Decreased level of sex hormones in the course of various forms of hypogonadism is also associated with a risk of developing metabolic syndrome and obesity. Many type 2 diabetic men have lower testosterone levels and symptoms of hypogonadism [79, 80]. Insulin resistance was found in 92% of men with hypogonadism. In such cases, replacement therapy with testosterone brought a rapid improvement in insulin sensitivity [81]. Kapoor et al. have found that in patients with type 2 diabetes and concomitant testosterone deficiency androgen therapy results in an improved metabolic control of diabetes and reduced HbA1c value [82].

Primary hypogonadism present in abnormal karyotype 47 XXY in Klinefelter syndrome is also associated with a high risk of developing abdominal obesity, metabolic syndrome, and type 2 diabetes in adulthood. Markers of insulin resistance can already be seen in boys with this syndrome. Young men are usually phenotypically defined as tall and thin but with a gynoid distribution of adipose tissue and excessive accumulation of abdominal fat [83]. Substitutional therapy with testosterone in this group of patients only partially reverses adverse metabolic effects, but still an increased mortality from cardiovascular disease remains. Therefore, treatment aimed at reducing insulin resistance should be introduced as early as possible.

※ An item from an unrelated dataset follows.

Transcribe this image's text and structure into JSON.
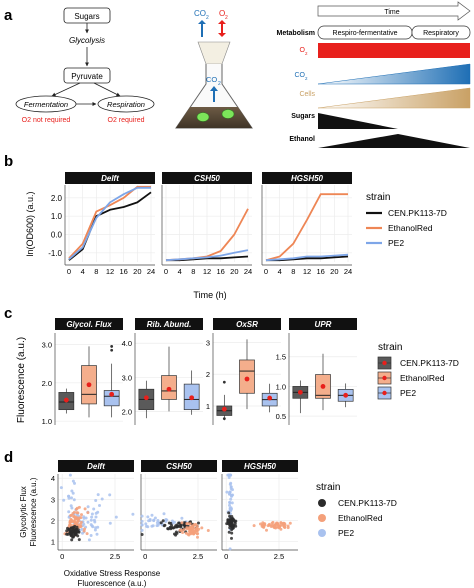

Corrgian et al. have also shown that women with premature ovarian failure (POF), although they are slimmer compared to properly menstruating women, present lower insulin sensitivity [84].

Women with primary hypogonadism in Turner syndrome often develop obesity, diabetes, and premature atherosclerosis. They present more additional markers of the metabolic syndrome such as hypertriglyceridaemia and higher levels of inflammatory markers (CRP and interleukin-6). These women are characterised by lower levels of insulin and leptin and lower fasting glycaemia in comparison with the eugonadal population. The observed impaired glucose tolerance results from disturbed secretion of insulin [85].


Endocrine disorders induce changes in tissue sensitivity to insulin. The phenomenon of insulin resistance associated with a relative deficiency of insulin secretion leads to hyperglycaemia. Glucose metabolism disorders in the course of endocrinopathy are defined in the aetiological classification of diabetes. Experimental and clinical studies have increased our understanding of the pathomechanism of these relations and should be reflected in the diagnostic and therapeutic procedures.